Assuming as @Soke does, your series is $$\sum_{n=1}^\infty \frac{n^2}{2^n}$$ we can use the geometric series in order to find a closed form solution. The trick is to take derivatives and multiply by $x$.

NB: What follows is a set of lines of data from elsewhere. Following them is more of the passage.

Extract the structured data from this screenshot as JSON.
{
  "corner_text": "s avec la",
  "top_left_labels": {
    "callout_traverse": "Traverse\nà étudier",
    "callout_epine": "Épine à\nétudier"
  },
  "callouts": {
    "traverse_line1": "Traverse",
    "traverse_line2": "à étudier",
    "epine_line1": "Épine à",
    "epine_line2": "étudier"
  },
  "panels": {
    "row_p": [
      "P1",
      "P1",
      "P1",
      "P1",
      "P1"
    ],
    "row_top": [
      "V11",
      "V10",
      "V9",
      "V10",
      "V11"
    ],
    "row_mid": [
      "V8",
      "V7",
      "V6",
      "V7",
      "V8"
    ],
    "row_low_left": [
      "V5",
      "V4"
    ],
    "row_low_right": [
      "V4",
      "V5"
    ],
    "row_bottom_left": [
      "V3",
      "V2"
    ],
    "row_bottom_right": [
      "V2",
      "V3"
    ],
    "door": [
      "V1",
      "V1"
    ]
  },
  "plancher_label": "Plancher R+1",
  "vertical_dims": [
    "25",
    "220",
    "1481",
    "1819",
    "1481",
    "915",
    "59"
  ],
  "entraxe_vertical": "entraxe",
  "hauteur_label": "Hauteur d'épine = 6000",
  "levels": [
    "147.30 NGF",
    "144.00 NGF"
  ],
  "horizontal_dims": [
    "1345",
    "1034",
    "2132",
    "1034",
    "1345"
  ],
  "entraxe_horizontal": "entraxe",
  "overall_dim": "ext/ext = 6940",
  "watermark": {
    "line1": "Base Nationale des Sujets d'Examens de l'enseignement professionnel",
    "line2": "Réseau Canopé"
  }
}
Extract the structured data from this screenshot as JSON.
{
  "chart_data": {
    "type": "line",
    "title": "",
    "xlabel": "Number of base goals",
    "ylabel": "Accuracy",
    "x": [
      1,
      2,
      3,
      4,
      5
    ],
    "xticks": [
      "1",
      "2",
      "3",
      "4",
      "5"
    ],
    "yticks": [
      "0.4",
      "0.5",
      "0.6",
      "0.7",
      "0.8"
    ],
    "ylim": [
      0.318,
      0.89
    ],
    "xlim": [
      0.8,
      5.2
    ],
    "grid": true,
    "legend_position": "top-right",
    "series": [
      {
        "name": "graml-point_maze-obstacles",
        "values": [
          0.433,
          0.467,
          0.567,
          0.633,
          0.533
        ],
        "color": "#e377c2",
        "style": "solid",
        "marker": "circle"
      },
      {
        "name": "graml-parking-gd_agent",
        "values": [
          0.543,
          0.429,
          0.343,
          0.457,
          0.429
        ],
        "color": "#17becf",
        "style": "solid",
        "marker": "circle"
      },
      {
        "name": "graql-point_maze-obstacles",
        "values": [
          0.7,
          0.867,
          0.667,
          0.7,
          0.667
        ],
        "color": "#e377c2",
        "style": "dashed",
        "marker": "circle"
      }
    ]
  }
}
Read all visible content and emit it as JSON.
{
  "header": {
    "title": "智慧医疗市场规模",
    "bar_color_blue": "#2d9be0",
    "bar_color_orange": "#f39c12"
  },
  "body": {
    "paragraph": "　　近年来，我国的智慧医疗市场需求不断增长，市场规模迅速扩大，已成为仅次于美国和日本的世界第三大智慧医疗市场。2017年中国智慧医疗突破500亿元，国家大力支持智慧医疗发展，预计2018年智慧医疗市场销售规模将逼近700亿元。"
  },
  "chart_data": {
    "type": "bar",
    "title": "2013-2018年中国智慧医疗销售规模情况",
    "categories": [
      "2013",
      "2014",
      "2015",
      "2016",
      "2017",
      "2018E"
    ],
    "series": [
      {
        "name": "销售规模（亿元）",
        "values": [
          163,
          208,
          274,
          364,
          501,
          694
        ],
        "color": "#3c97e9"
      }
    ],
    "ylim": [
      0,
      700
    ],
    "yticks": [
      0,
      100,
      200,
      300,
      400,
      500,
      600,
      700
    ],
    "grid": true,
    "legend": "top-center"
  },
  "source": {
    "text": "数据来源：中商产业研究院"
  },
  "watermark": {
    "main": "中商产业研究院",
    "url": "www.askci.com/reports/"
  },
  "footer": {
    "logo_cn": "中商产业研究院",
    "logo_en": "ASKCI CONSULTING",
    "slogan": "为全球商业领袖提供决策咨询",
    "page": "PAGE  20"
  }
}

Note that $$f(x) = \sum_{n=1}^\infty x^n = \frac{x}{1-x}$$ yields a derivative of $$\sum_{n=1}^\infty n x^{n-1} = \frac{d}{dx} \frac{x}{1-x} = \frac{1}{(1-x)^2}.$$ We multiply it by $x$ to get: $$\sum_{n=1}^\infty nx^n = \frac{x}{(1-x)^2}.$$
If we take another derivative we find $$\sum_{n=1}^\infty n^2 x^{n-1} = \frac{d}{dx} \frac{x}{(1-x)^2} = \frac{(1-x)^2+2(1-x)x}{(1-x)^4}= \frac{1+x}{(1-x)^3}.$$
Finally we multiply by $x$ again: $$\sum_{n=1}^\infty n^2 x^n = \frac{x(1+x)}{(1-x)^3}$$ and the answer you are looking for corresponds to $x=1/2$.
Here's a bit of a twist on the second approach in Jack D'Aurizio's answer. It's main virtue (if any) is that it avoids explicitly evaluating the auxiliary sum $\sum{n\over2^n}$, getting it to drop out instead.
It's convenient to start the sum at $n=0$ instead of $n=1$. Borrowing Jack's notation, we have
$$S=\sum_{n=0}^\infty{n^2\over2^n},\quad T=\sum_{n=0}^\infty{n\over2^n},\quad\text{and}\quad2=\sum_{n=0}^\infty{1\over2^n}$$
Then
$$\begin{align} S-2&=\sum_{n=0}^\infty{n^2-1\over2^n}\\ &=\sum_{n=0}^\infty{(n+1)(n-1)\over2^n}\\ &=\sum_{m=1}^\infty{m(m-2)\over2^{m-1}}\\ &=2\sum_{m=1}^\infty{m^2\over2^m}-4\sum_{m=1}^\infty{m\over2^m}\\ &=2S-4T \end{align}$$
so
$$S=4T-2$$
which will turn out to be better written as
$$4S=16T-8$$
Likewise (and here's where the twist comes in), we have
$$\begin{align} S-8&=\sum_{n=0}^\infty{n^2-4\over2^n}\\ &=\sum_{n=0}^\infty{(n+2)(n-2)\over2^n}\\ &=\sum_{m=2}^\infty{m(m-4)\over2^{m-2}}\\ &=4\sum_{m=2}^\infty{m^2\over2^m}-16\sum_{m=2}^\infty{m\over2^m}\\ &=4(S-{1\over2})-16(T-{1\over2})\\ &=4S-16T+6 \end{align}$$
so
$$3S=16T-14$$
Subtracting this equation from the cleverly written $4S=16T-8$ leaves
$$S=6$$
As promised, we haven't bothered computing $T$ (although it's clear its value is easily obtained).